Of Led Zeppelin’s acclaimed reunion show at the O2 in London in 2007, Plant says, “It was an amazing evening. The preparations for it were fraught and intense, but the last rehearsal was really, really good, for all that it represented and all that we were trying to capture. But I’ve gone so far somewhere else that I almost can’t relate to it ... It’s a bit of a pain in the [expletive] to be honest. Who cares? I know people care, but think about it from my angle – soon, I’m going to need help crossing the street.”

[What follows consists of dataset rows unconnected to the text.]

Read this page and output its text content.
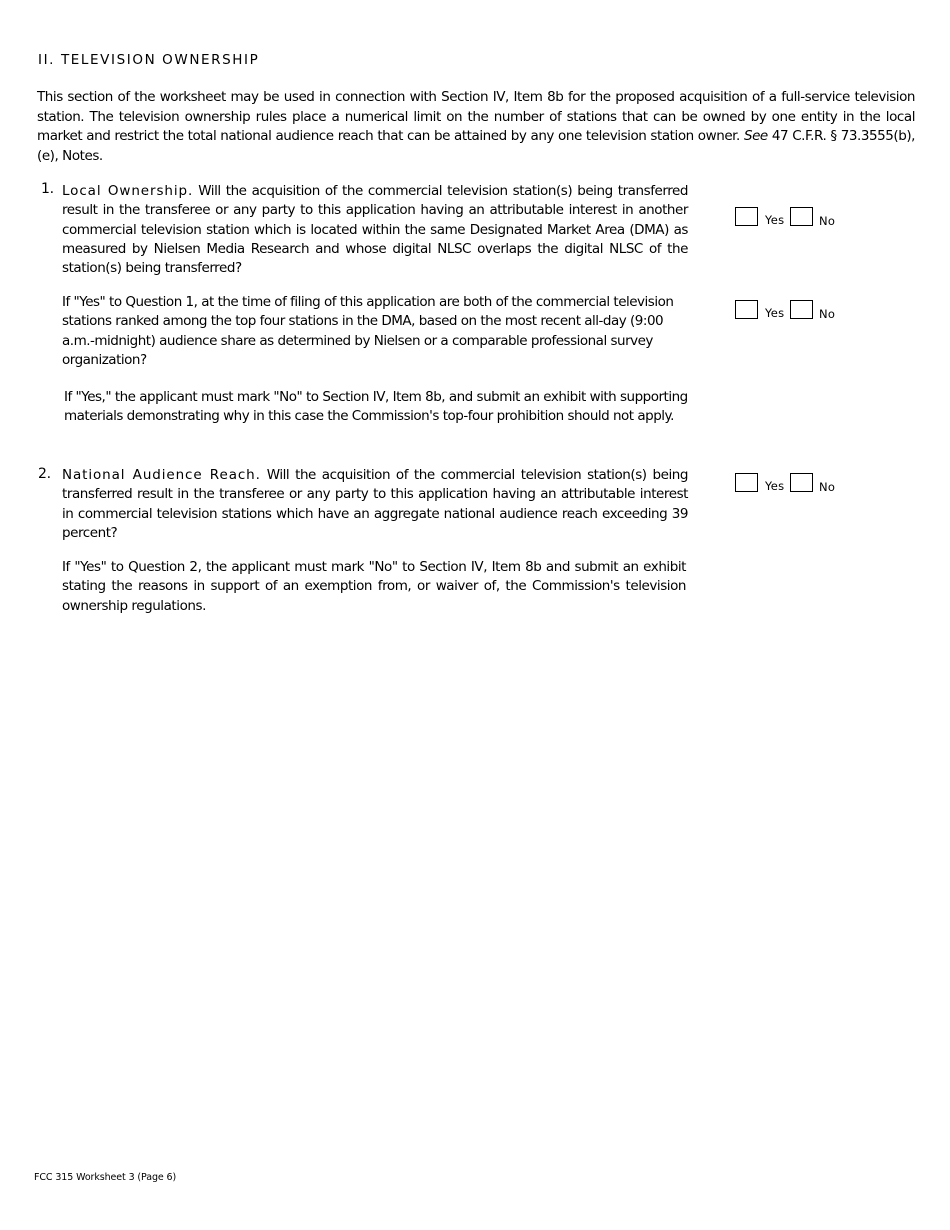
II. TELEVISION OWNERSHIP
This section of the worksheet may be used in connection with Section IV, Item 8b for the proposed acquisition of a full-service television station. The television ownership rules place a numerical limit on the number of stations that can be owned by one entity in the local market and restrict the total national audience reach that can be attained by any one television station owner. See 47 C.F.R. § 73.3555(b), (e), Notes.
1. Local Ownership. Will the acquisition of the commercial television station(s) being transferred result in the transferee or any party to this application having an attributable interest in another commercial television station which is located within the same Designated Market Area (DMA) as measured by Nielsen Media Research and whose digital NLSC overlaps the digital NLSC of the station(s) being transferred?
Yes	No
If "Yes" to Question 1, at the time of filing of this application are both of the commercial television stations ranked among the top four stations in the DMA, based on the most recent all-day (9:00 a.m.-midnight) audience share as determined by Nielsen or a comparable professional survey organization?
Yes	No
If "Yes," the applicant must mark "No" to Section IV, Item 8b, and submit an exhibit with supporting materials demonstrating why in this case the Commission's top-four prohibition should not apply.
2. National Audience Reach. Will the acquisition of the commercial television station(s) being transferred result in the transferee or any party to this application having an attributable interest in commercial television stations which have an aggregate national audience reach exceeding 39 percent?
Yes	No
If "Yes" to Question 2, the applicant must mark "No" to Section IV, Item 8b and submit an exhibit stating the reasons in support of an exemption from, or waiver of, the Commission's television ownership regulations.
FCC 315 Worksheet 3 (Page 6)
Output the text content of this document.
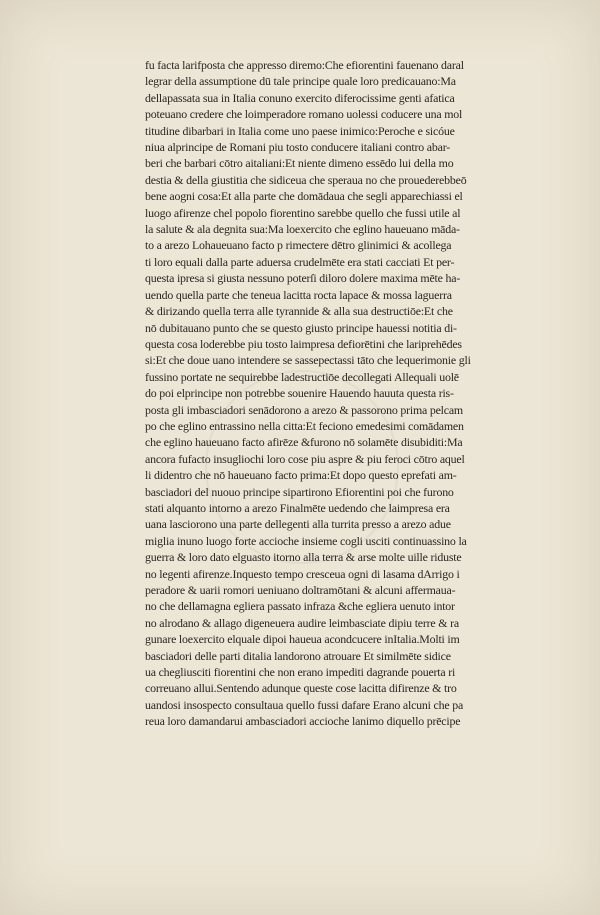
fu facta larifposta che appresso diremo:Che efiorentini fauenano daral
legrar della assumptione dū tale principe quale loro predicauano:Ma
dellapassata sua in Italia conuno exercito diferocissime genti afatica
poteuano credere che loimperadore romano uolessi coducere una mol
titudine dibarbari in Italia come uno paese inimico:Peroche e sicóue
niua alprincipe de Romani piu tosto conducere italiani contro abar-
beri che barbari cōtro aitaliani:Et niente dimeno essēdo lui della mo
destia & della giustitia che sidiceua che speraua no che prouederebbeō
bene aogni cosa:Et alla parte che domādaua che segli apparechiassi el
luogo afirenze chel popolo fiorentino sarebbe quello che fussi utile al
la salute & ala degnita sua:Ma loexercito che eglino haueuano māda-
to a arezo Lohaueuano facto p rimectere dētro glinimici & acollega
ti loro equali dalla parte aduersa crudelmēte era stati cacciati Et per-
questa ipresa si giusta nessuno poterſi diloro dolere maxima mēte ha-
uendo quella parte che teneua lacitta rocta lapace & mossa laguerra
& dirizando quella terra alle tyrannide & alla sua destructiōe:Et che
nō dubitauano punto che se questo giusto principe hauessi notitia di-
questa cosa loderebbe piu tosto laimpresa defiorētini che lariprehēdes
si:Et che doue uano intendere se sassepectassi tāto che lequerimonie gli
fussino portate ne sequirebbe ladestructiōe decollegati Allequali uolē
do poi elprincipe non potrebbe souenire Hauendo hauuta questa ris-
posta gli imbasciadori senādorono a arezo & passorono prima pelcam
po che eglino entrassino nella citta:Et feciono emedesimi comādamen
che eglino haueuano facto afirēze &furono nō solamēte disubiditi:Ma
ancora fufacto insugliochi loro cose piu aspre & piu feroci cōtro aquel
li didentro che nō haueuano facto prima:Et dopo questo eprefati am-
basciadori del nuouo principe sipartirono Efiorentini poi che furono
stati alquanto intorno a arezo Finalmēte uedendo che laimpresa era
uana lasciorono una parte dellegenti alla turrita presso a arezo adue
miglia inuno luogo forte accioche insieme cogli usciti continuassino la
guerra & loro dato elguasto itorno alla terra & arse molte uille riduste
no legenti afirenze.Inquesto tempo cresceua ogni di lasama dArrigo i
peradore & uarii romori ueniuano doltramōtani & alcuni affermaua-
no che dellamagna egliera passato infraza &che egliera uenuto intor
no alrodano & allago digeneuera audire leimbasciate dipiu terre & ra
gunare loexercito elquale dipoi haueua acondcucere inItalia.Molti im
basciadori delle parti ditalia landorono atrouare Et similmēte sidice
ua chegliusciti fiorentini che non erano impediti dagrande pouerta ri
correuano allui.Sentendo adunque queste cose lacitta difirenze & tro
uandosi insospecto consultaua quello fussi dafare Erano alcuni che pa
reua loro damandarui ambasciadori accioche lanimo diquello prēcipe
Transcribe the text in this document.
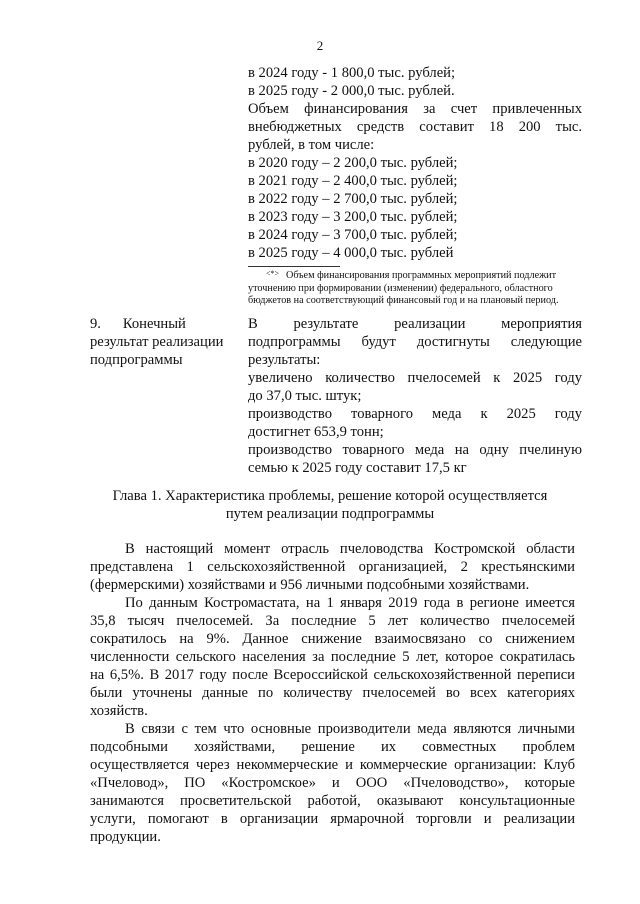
2
в 2024 году - 1 800,0 тыс. рублей;
в 2025 году - 2 000,0 тыс. рублей.
Объем финансирования за счет привлеченных
внебюджетных средств составит 18 200 тыс.
рублей, в том числе:
в 2020 году – 2 200,0 тыс. рублей;
в 2021 году – 2 400,0 тыс. рублей;
в 2022 году – 2 700,0 тыс. рублей;
в 2023 году – 3 200,0 тыс. рублей;
в 2024 году – 3 700,0 тыс. рублей;
в 2025 году – 4 000,0 тыс. рублей
<*> Объем финансирования программных мероприятий подлежит
уточнению при формировании (изменении) федерального, областного
бюджетов на соответствующий финансовый год и на плановый период.
9.      Конечный
результат реализации
подпрограммы
В результате реализации мероприятия
подпрограммы будут достигнуты следующие
результаты:
увеличено количество пчелосемей к 2025 году
до 37,0 тыс. штук;
производство товарного меда к 2025 году
достигнет 653,9 тонн;
производство товарного меда на одну пчелиную
семью к 2025 году составит 17,5 кг
Глава 1. Характеристика проблемы, решение которой осуществляется
путем реализации подпрограммы
В настоящий момент отрасль пчеловодства Костромской области
представлена 1 сельскохозяйственной организацией, 2 крестьянскими
(фермерскими) хозяйствами и 956 личными подсобными хозяйствами.
По данным Костромастата, на 1 января 2019 года в регионе имеется
35,8 тысяч пчелосемей. За последние 5 лет количество пчелосемей
сократилось на 9%. Данное снижение взаимосвязано со снижением
численности сельского населения за последние 5 лет, которое сократилась
на 6,5%. В 2017 году после Всероссийской сельскохозяйственной переписи
были уточнены данные по количеству пчелосемей во всех категориях
хозяйств.
В связи с тем что основные производители меда являются личными
подсобными хозяйствами, решение их совместных проблем
осуществляется через некоммерческие и коммерческие организации: Клуб
«Пчеловод», ПО «Костромское» и ООО «Пчеловодство», которые
занимаются просветительской работой, оказывают консультационные
услуги, помогают в организации ярмарочной торговли и реализации
продукции.
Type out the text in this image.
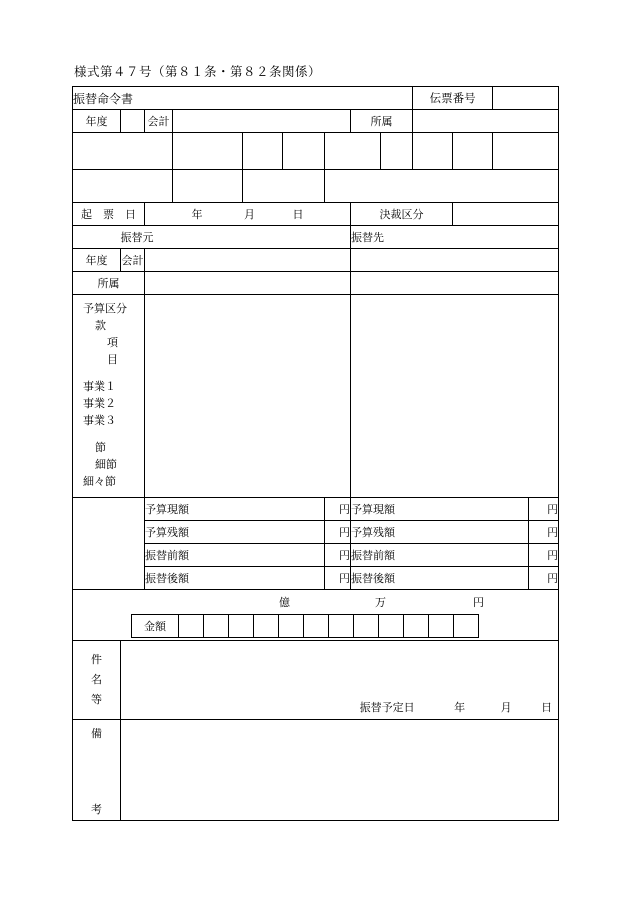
様式第４７号（第８１条・第８２条関係）
振替命令書	伝票番号	
年度		会計		所属	

起　票　日	年	月	日	決裁区分	
	振替元	振替先
年度	会計		
所属		

予算区分
款
項
目
事業１
事業２
事業３
節
細節
細々節

	予算現額	円	予算現額	円
予算残額	円	予算残額	円
振替前額	円	振替前額	円
振替後額	円	振替後額	円

億	万	円

金額												

件
名
等

振替予定日	年	月	日

備
考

Of recording sessions with Alison Krauss intended to capture the follow-up to the duo’s Grammy-winning Raising Sand, Plant says, “The sound wasn’t there. Alison is the best. She’s one of my favorite people. We’ll come back to it.”
Of the reason he’s quit writing songs lately, Plants says, “The last time I lifted a pen was when Tony Blair became a Roman Catholic. We were supposedly going into the Gulf, determined to sort the world out in the name of tyranny. Then, once he had to leave the throne, he became a Roman Catholic and became a peace envoy in the Middle East. That’s when I knew the world was completely upside down.”
Of his ’70s rock and roll peers, Plant says, “There’s nothing worse than a bunch of jaded old farts, and that’s a fact. People who have written their story – they’ve gotten to the point where nothing moves. I don’t deal in that, and I don’t deal with anybody who deals in that.”